Mexican-American producer Delia Beatriz (aka Debit) dives into the archives of the Mayan Studies Institute at the Universidad Nacional Autónoma de Mexico to research ancient wind instruments of the Mayan civilisation for a suite of AI-triggered ambient soundscapes.

Read the Songlines review

Angélique Kidjo

Remain in Light Kravenworks Records, 2018

Talking Heads’ landmark 1980 album Remain in Light was deeply indebted to David Byrne and producer Brian Eno’s love of African rhythms.
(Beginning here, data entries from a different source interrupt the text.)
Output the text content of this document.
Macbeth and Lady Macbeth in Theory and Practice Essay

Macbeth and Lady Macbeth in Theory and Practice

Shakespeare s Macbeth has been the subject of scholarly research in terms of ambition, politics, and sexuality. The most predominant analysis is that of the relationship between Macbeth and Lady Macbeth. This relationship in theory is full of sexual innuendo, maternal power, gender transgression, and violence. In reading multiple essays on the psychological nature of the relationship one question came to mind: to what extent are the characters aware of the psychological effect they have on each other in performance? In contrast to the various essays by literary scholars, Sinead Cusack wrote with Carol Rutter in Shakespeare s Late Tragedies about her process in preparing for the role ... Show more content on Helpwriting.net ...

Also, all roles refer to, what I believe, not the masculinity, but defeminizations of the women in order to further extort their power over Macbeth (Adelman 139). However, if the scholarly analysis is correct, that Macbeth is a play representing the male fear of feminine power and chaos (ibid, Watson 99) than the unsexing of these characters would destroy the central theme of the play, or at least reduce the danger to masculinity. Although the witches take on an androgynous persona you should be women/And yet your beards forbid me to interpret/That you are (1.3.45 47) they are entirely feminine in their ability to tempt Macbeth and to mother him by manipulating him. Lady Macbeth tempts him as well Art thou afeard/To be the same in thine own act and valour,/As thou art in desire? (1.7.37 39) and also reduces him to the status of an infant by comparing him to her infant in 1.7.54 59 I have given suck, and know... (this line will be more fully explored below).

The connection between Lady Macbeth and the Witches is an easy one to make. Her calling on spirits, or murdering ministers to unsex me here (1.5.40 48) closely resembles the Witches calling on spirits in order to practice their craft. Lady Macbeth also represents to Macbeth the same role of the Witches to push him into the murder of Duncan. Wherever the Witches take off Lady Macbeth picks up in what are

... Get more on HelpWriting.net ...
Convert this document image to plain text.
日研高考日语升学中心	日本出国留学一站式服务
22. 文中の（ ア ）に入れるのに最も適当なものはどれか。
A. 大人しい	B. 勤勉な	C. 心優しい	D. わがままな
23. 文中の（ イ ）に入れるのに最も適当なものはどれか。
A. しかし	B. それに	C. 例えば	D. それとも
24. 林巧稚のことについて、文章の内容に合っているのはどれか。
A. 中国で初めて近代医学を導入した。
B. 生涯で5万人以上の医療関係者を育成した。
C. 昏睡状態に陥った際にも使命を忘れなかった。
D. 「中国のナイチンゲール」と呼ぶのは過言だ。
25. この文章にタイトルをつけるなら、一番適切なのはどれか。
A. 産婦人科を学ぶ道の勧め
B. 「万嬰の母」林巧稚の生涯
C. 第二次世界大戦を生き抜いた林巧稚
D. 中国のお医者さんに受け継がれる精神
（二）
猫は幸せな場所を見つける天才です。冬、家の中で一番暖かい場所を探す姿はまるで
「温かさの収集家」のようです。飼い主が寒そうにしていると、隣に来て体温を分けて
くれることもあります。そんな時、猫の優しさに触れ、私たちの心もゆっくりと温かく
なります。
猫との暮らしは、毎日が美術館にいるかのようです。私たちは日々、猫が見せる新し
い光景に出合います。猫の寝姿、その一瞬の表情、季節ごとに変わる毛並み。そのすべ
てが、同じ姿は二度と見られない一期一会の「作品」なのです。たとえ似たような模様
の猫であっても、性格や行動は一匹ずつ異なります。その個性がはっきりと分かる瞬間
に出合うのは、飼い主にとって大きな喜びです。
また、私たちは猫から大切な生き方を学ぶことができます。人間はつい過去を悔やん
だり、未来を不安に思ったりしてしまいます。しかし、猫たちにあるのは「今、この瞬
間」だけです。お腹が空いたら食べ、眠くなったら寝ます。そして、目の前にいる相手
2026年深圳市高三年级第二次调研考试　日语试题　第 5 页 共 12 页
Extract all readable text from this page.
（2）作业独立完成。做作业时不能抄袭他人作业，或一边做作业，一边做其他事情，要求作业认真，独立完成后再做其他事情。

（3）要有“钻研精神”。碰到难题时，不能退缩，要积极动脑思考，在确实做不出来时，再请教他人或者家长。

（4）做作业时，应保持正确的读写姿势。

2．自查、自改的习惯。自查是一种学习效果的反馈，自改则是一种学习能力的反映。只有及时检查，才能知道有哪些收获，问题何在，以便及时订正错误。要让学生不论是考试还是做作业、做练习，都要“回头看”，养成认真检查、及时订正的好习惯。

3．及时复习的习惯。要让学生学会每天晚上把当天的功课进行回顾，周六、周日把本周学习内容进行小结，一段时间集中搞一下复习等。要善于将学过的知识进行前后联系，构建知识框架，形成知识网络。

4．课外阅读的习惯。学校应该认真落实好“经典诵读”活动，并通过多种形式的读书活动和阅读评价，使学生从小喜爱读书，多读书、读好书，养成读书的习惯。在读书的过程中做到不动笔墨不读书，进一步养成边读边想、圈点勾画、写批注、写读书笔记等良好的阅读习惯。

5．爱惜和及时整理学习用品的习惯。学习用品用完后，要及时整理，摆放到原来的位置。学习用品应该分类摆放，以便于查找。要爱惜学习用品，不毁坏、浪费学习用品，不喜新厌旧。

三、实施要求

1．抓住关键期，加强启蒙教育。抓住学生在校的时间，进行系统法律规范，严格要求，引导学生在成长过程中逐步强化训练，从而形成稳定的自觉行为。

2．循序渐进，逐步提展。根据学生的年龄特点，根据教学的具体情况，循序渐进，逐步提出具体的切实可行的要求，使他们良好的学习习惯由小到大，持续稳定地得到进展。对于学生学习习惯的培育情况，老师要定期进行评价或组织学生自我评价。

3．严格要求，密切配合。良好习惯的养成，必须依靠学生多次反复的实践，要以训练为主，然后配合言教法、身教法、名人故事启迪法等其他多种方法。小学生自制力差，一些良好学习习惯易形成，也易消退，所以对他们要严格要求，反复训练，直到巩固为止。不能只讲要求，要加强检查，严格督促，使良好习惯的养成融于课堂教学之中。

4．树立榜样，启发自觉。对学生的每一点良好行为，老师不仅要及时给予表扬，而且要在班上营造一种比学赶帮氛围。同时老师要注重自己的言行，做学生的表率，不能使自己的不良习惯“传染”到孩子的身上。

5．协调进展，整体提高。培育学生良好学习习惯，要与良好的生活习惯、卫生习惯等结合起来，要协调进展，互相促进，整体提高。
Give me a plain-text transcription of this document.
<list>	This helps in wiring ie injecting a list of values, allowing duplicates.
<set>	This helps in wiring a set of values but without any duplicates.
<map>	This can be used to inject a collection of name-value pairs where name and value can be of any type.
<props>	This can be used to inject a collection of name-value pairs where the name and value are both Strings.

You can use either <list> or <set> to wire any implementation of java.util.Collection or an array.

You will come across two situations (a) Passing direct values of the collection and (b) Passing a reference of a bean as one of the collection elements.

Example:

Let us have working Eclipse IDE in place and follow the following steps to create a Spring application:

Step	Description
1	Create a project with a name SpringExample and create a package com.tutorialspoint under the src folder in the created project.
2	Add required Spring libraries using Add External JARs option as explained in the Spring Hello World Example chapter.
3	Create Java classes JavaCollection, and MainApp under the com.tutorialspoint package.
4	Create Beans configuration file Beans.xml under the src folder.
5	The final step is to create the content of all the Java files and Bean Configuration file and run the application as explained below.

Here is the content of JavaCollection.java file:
Angélique’s track-by-track reimagining of the original work began as a concert project, but she swiftly realised that circling the idea back to Africa felt so right that it demanded a studio recording to do the concept justice. 

Read the Songlines review

Seth Lakeman

A Pilgrim’s Tale BMG, 2020

Celebrating the 400th anniversary of the Mayflower setting sail, A Pilgrim’s Tale recounts the trials and tribulations of the passengers of the famous ship and the indigenous people they met when they arrived in the New World. 

Read the Songlines review

Liraz

Zan Glitterbeat Records, 2020

Liraz Charhi made Zan (Women) under clandestine conditions, covertly corresponding from her home in Israel with Iranian musicians, whose recordings were then smuggled out of the country. Adding electro beats and her own vocals in Farsi, she then created a sequence of songs paying tribute to the women of Iran, from child brides to freedom fighters. Her collaborators had to remain anonymous for their own safety, but Zan secured Liraz a Songlines Music Award

Read the Songlines review

Youssou N’Dour

Egypt Nonesuch, 2004

Recorded in Dakar and overdubbed in Cairo with oud and a classical orchestra, this Grammy-winning album not only pays tribute to the Egyptian music that Youssou heard growing up as a boy, but is also an homage to Islam and pan-African Sufism.

Our Native Daughters

Songs of Our Native Daughters Smithsonian Folkways, 2019

The racism and sexism experienced by African-American women down the ages is movingly explored by Rhiannon Giddens, Leyla McCalla, Allison Russell and Amythyst Kiah. On a set of striking and intense songs, they draw on first-person slave testimonies and their own personal histories to create a narrative that is as much about resilience as it is about oppression. 

Read the Songlines review

Nitin Sawhney

Beyond Skin Outcaste, 1999

Ambitious and brilliantly executed, this album represented perhaps the finest flowering of the British-Asian scene of the late-1990s, as Sawhney, supported by a cast of guest vocalists, create a compelling suite addressing themes of identity and the search for self in a conflicted world. Full of lush and eclectic melodies, it remains a classic today.

Warsaw Village Band

Waterduction Karrot Kommando, 2020

Poland’s finest hit a broad and deep current with a set that sailed on the flows and eddies of the Vistula River, paying tribute to the unique culture of the ethnographic micro-region that has flourished around its fertile banks. ‘The river with its tributaries is like part of the bloodstream… We wanted to capture it in music,’ says singer and fiddle player Sylwia Świątkowska.